Distrutto il palazzo degli Schiavi, il tiro dei mortai viene esteso a tutto l’abitato e l’attacco è feroce a tal punto da ridurre il paese, nel corso di un paio d’ore, in un cumulo di fumanti rovine. La stessa canonica del borgo, colpita ripetutamente, è in fiamme. Più avanti, Montedilama, quasi nascosta nel verde, è miracolosamente intatta. Valle,, se non bombardata, è brutalmente saccheggiata. Peretola, pur nel suo piccolo, porta i segni della durissima incursione. Tutte le popolazioni di queste frazioni, avvertite a tempo, sono riuscite a porsi in salvo, ma a costo di quali fatiche, di quali ansie, di quali immani sofferenze!

Anche dalla parte nord la furia devastatrice ha invaso le frazioni di Noce, di Patigno, di Coloreta. In questa plaga – la più ricca di tutto lo Zerasco – domina il terrore più cupo. Mentre i colpi di mortaio, le sventagliate delle mitraglie, gli scoppi delle bombe a mano si ripercuotono con eco impressionante in tutta la vasta vallata, ansanti colonne di fuggiaschi, tra i quali vecchi, donne e bambini, corrono alla cieca, verso l’alto, nella affannosa ricerca di una comune via di scampo.

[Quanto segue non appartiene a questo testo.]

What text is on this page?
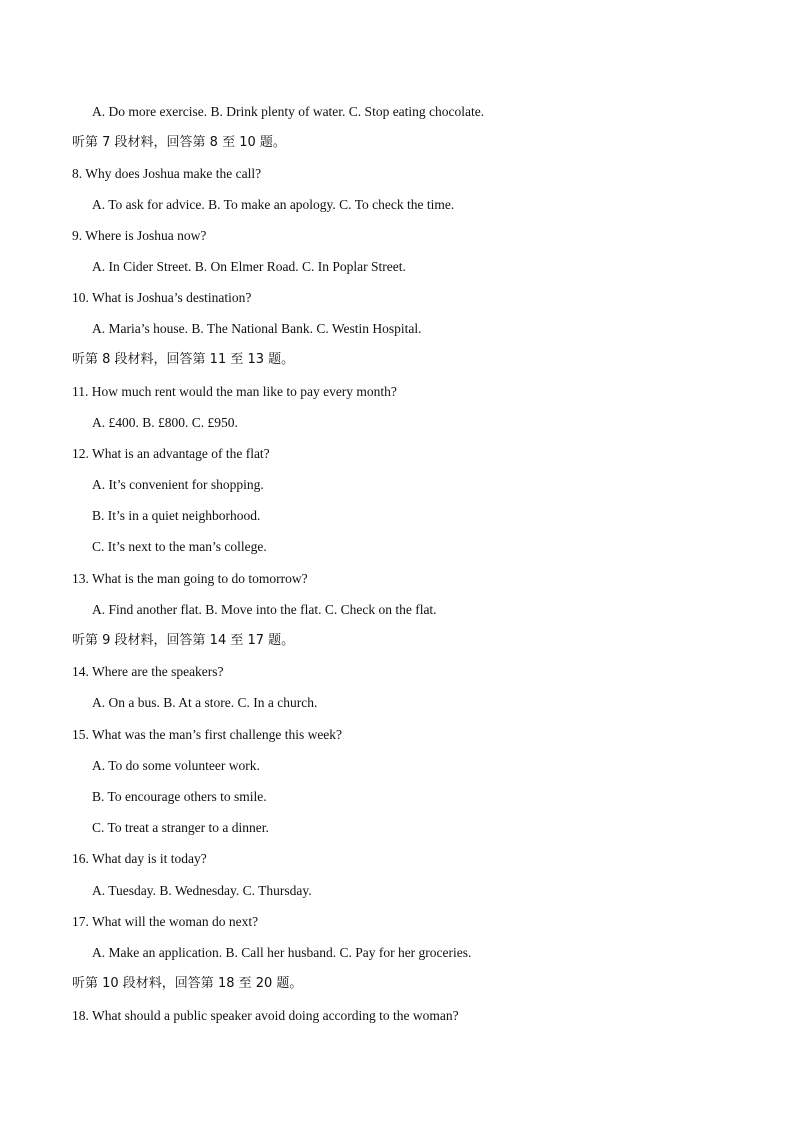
A. Do more exercise. B. Drink plenty of water. C. Stop eating chocolate.
听第 7 段材料，回答第 8 至 10 题。
8. Why does Joshua make the call?
A. To ask for advice. B. To make an apology. C. To check the time.
9. Where is Joshua now?
A. In Cider Street. B. On Elmer Road. C. In Poplar Street.
10. What is Joshua’s destination?
A. Maria’s house. B. The National Bank. C. Westin Hospital.
听第 8 段材料，回答第 11 至 13 题。
11. How much rent would the man like to pay every month?
A. £400. B. £800. C. £950.
12. What is an advantage of the flat?
A. It’s convenient for shopping.
B. It’s in a quiet neighborhood.
C. It’s next to the man’s college.
13. What is the man going to do tomorrow?
A. Find another flat. B. Move into the flat. C. Check on the flat.
听第 9 段材料，回答第 14 至 17 题。
14. Where are the speakers?
A. On a bus. B. At a store. C. In a church.
15. What was the man’s first challenge this week?
A. To do some volunteer work.
B. To encourage others to smile.
C. To treat a stranger to a dinner.
16. What day is it today?
A. Tuesday. B. Wednesday. C. Thursday.
17. What will the woman do next?
A. Make an application. B. Call her husband. C. Pay for her groceries.
听第 10 段材料，回答第 18 至 20 题。
18. What should a public speaker avoid doing according to the woman?
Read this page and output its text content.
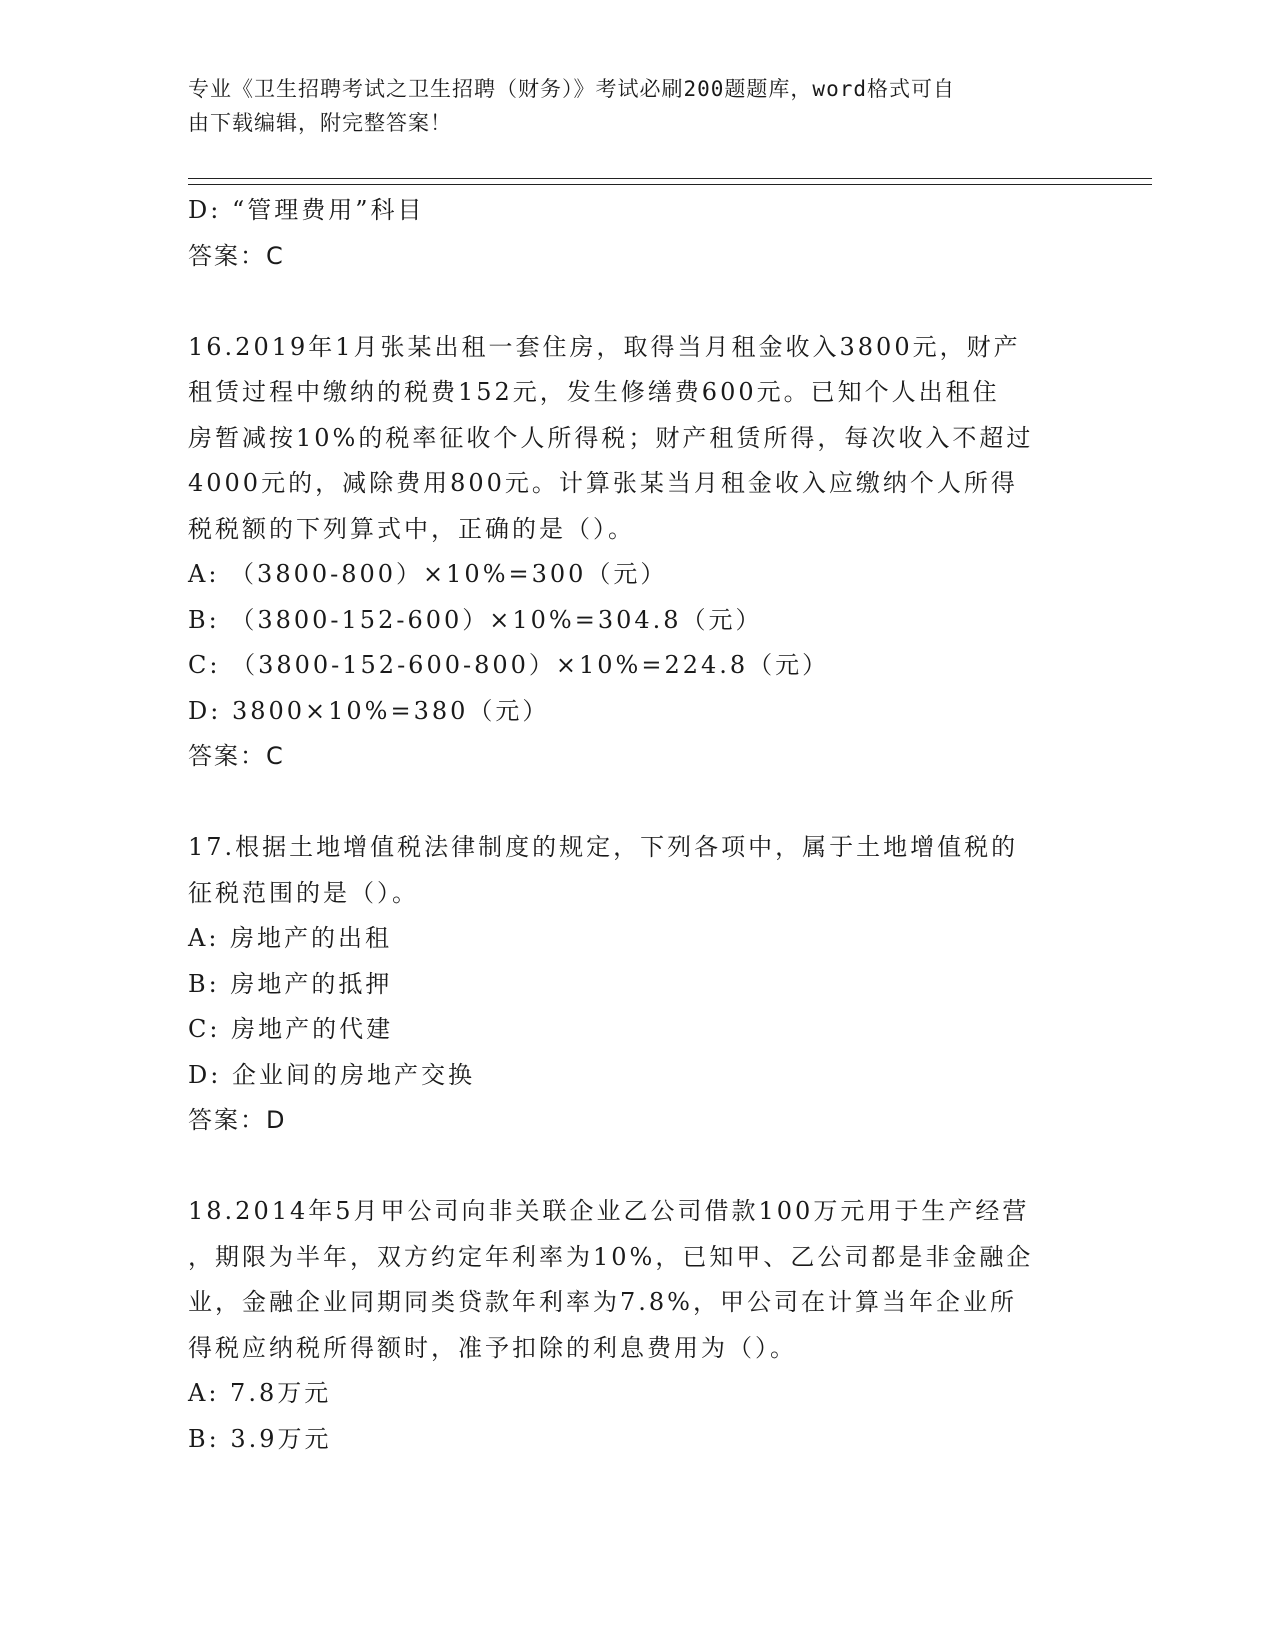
专业《卫生招聘考试之卫生招聘（财务）》考试必刷200题题库，word格式可自
由下载编辑，附完整答案！
D: “管理费用”科目
答案：C
16.2019年1月张某出租一套住房，取得当月租金收入3800元，财产
租赁过程中缴纳的税费152元，发生修缮费600元。已知个人出租住
房暂减按10%的税率征收个人所得税；财产租赁所得，每次收入不超过
4000元的，减除费用800元。计算张某当月租金收入应缴纳个人所得
税税额的下列算式中，正确的是（）。
A: （3800-800）×10%=300（元）
B: （3800-152-600）×10%=304.8（元）
C: （3800-152-600-800）×10%=224.8（元）
D: 3800×10%=380（元）
答案：C
17.根据土地增值税法律制度的规定，下列各项中，属于土地增值税的
征税范围的是（）。
A: 房地产的出租
B: 房地产的抵押
C: 房地产的代建
D: 企业间的房地产交换
答案：D
18.2014年5月甲公司向非关联企业乙公司借款100万元用于生产经营
，期限为半年，双方约定年利率为10%，已知甲、乙公司都是非金融企
业，金融企业同期同类贷款年利率为7.8%，甲公司在计算当年企业所
得税应纳税所得额时，准予扣除的利息费用为（）。
A: 7.8万元
B: 3.9万元
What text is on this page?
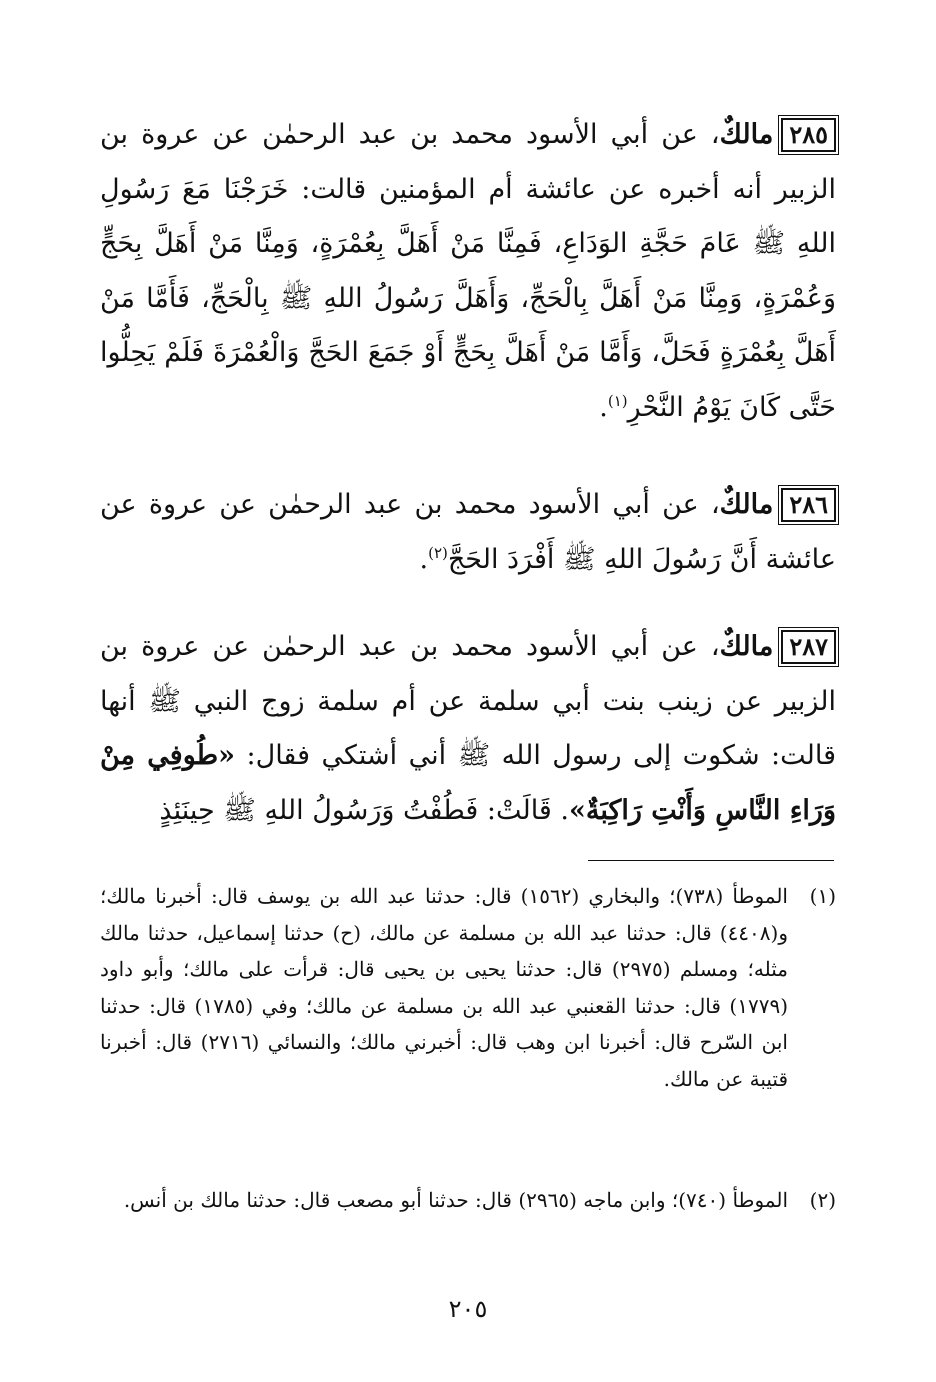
٢٨٥مالكٌ، عن أبي الأسود محمد بن عبد الرحمٰن عن عروة بن الزبير أنه أخبره عن عائشة أم المؤمنين قالت: خَرَجْنَا مَعَ رَسُولِ اللهِ ﷺ عَامَ حَجَّةِ الوَدَاعِ، فَمِنَّا مَنْ أَهَلَّ بِعُمْرَةٍ، وَمِنَّا مَنْ أَهَلَّ بِحَجٍّ وَعُمْرَةٍ، وَمِنَّا مَنْ أَهَلَّ بِالْحَجِّ، وَأَهَلَّ رَسُولُ اللهِ ﷺ بِالْحَجِّ، فَأَمَّا مَنْ أَهَلَّ بِعُمْرَةٍ فَحَلَّ، وَأَمَّا مَنْ أَهَلَّ بِحَجٍّ أَوْ جَمَعَ الحَجَّ وَالْعُمْرَةَ فَلَمْ يَحِلُّوا حَتَّى كَانَ يَوْمُ النَّحْرِ$^{(١)}$.
٢٨٦مالكٌ، عن أبي الأسود محمد بن عبد الرحمٰن عن عروة عن عائشة أَنَّ رَسُولَ اللهِ ﷺ أَفْرَدَ الحَجَّ$^{(٢)}$.
٢٨٧مالكٌ، عن أبي الأسود محمد بن عبد الرحمٰن عن عروة بن الزبير عن زينب بنت أبي سلمة عن أم سلمة زوج النبي ﷺ أنها قالت: شكوت إلى رسول الله ﷺ أني أشتكي فقال: «طُوفِي مِنْ وَرَاءِ النَّاسِ وَأَنْتِ رَاكِبَةٌ». قَالَتْ: فَطُفْتُ وَرَسُولُ اللهِ ﷺ حِينَئِذٍ
(١)
الموطأ (٧٣٨)؛ والبخاري (١٥٦٢) قال: حدثنا عبد الله بن يوسف قال: أخبرنا مالك؛ و(٤٤٠٨) قال: حدثنا عبد الله بن مسلمة عن مالك، (ح) حدثنا إسماعيل، حدثنا مالك مثله؛ ومسلم (٢٩٧٥) قال: حدثنا يحيى بن يحيى قال: قرأت على مالك؛ وأبو داود (١٧٧٩) قال: حدثنا القعنبي عبد الله بن مسلمة عن مالك؛ وفي (١٧٨٥) قال: حدثنا ابن السّرح قال: أخبرنا ابن وهب قال: أخبرني مالك؛ والنسائي (٢٧١٦) قال: أخبرنا قتيبة عن مالك.
(٢)
الموطأ (٧٤٠)؛ وابن ماجه (٢٩٦٥) قال: حدثنا أبو مصعب قال: حدثنا مالك بن أنس.
٢٠٥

L’orda devastatrice, intanto, non si concede la minima sosta. Come da Castoglio, da Rossano, sconfina verso l’alto, verso la Dolce, fino a raggiungere i monti di Torpiana, così da Noce , da Patigno, da Coloreta, si irradia una tossica folata di morte verso i lontani margini dello Zerasco.

Noce è distrutta! Patigno e Coloreta se non completamente rase al suolo, vengono ferocamente colpite. Castello, Val di Termini, Adelano sono preda del più selvaggio saccheggio.

La lapide posta nell’atrio del Seminario a Pontremoli che ricorda il sacrificio di don Grigoletti

Nei pressi di Adelano, Casa Rocchino, sede da pochi giorni di un Comando Partigiano , viene fatta saltare con la dinamite. Il vecchio parroco di Adelano, don Eugenio Grigoletti, solo colpevole di alto sentimento patriottico e di chiara, generosa bontà, viene barbaramente trucidato e scaraventato dai massacratori in un buio scantinato della canonica. Dalla vivida luce del bene al sanguinante sacrificio! Tornerà più vivo che mai nello spirito e nella reverente memoria di tutto il popolo Zerasco.

Bergugliara, segue anch’essa la sorte catastrofica delle altre frazioni. Tre dei fratelli Filippelli vengono catturati e spinti dai tedeschi verso il genovesato. Dei tre, uno riuscirà a fuggire ed a salvarsi; gli altri due: Alfredo di 27 anni e Pellegrino di 24 anni, cadranno stroncati dal piombo tedesco.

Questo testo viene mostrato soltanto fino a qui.